Hearts is, perhaps, the biggest surprise. This track was a clear highlight of 90125, the first Yes album made with Trevor Rabin and the returning Tony Kaye. The original was considered as the most "proggy" on that fine album, but, if anything, this version brings it out even better. Smooth where the original could be slightly shrill, everything about it has been taken down a notch or two in its arrangement and performance, and doesn't suffer in the slightest - in fact, the chorus where The "Opio Singers" (Opio being the Foundation formed by Anderson) join him enhances and progresses the original. It is the most vocal of the tracks on the album, and the orchestra are deliberately understated. The track, therefore, becomes what Anderson possibly originally wanted - a vehicle for vocal harmony with subtle backing.

Candle Song is more like the original Jon & Vangelis composition. Quite lovely without being essential, it simply replaces Vangelis' keys with orchestra. Anderson, though, rarely has sounded better.

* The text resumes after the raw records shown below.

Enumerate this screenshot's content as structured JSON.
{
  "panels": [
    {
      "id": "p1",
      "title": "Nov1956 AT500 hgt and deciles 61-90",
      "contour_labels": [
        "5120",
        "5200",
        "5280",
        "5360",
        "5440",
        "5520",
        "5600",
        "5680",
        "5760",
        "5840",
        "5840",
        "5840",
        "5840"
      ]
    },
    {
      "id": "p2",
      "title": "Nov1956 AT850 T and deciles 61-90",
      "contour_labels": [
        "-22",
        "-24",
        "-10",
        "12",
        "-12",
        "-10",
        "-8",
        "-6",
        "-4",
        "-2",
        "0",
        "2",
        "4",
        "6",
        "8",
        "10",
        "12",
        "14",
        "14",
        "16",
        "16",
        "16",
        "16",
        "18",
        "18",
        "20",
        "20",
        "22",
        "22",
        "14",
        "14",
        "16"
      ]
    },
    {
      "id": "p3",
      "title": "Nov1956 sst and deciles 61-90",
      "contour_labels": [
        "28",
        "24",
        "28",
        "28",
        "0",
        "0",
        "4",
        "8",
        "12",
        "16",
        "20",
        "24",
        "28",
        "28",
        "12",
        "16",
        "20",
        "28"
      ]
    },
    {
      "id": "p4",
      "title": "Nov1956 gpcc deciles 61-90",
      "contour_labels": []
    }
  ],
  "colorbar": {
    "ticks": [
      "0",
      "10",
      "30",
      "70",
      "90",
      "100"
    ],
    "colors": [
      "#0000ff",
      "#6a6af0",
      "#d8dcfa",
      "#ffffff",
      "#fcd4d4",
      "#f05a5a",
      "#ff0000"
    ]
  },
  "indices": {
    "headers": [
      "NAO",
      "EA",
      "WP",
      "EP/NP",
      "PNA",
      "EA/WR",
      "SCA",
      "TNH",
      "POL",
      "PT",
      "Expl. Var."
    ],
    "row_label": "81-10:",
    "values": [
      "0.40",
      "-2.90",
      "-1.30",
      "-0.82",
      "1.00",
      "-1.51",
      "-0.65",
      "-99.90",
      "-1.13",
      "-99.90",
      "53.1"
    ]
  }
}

The best, though, is absolutely saved for last. Change We Must appeared on a reissued version of Page Of Life in the USA some three years after this album. Vangelis was not, it is rumoured, best happy. This, therefore, is the first studio version of this track, and I regard it as being classic, essential Anderson.

He has been accused many times, with good reason as well, of smothering his "hippy" world view in impenetrable lyrics, incomprehensible to all barring his immediate family and those on chemical assistance. Here, though, all is clear. His love of life, the planet, and a massively optimistic world view that we are capable of changing for the better is brought to life clearly and sharply. It is all, by the way, based upon the writings of Nana Veary, the "Devine Mother" you will have seen Anderson dedicate himself to on many latter Yes albums.

The lyrics, vocals, orchestration are simply incredible. Anderson takes himself to a plane that most vocalists simply dream of, another dimension. The listener is simply swept away by the beauty of it all. This, to me, is, alongside the wondrous Turn Of The Century, the greatest track that Anderson has been responsible for, it is that good, and I will never tire of listening to it.

This is not a masterpiece, although, in its own little way, it comes very close to it. What it is is the sound of a vocalist, songwriter, producer, and arranger at the very top of his game. If you own no other Anderson solo record, then I would recommend this one, and I include the masterpiece Olias amongst this.

Four stars. A pleasure from start to finish, and one that is highly recommended to all who can see and hear beyond a mere wall of noise in their music.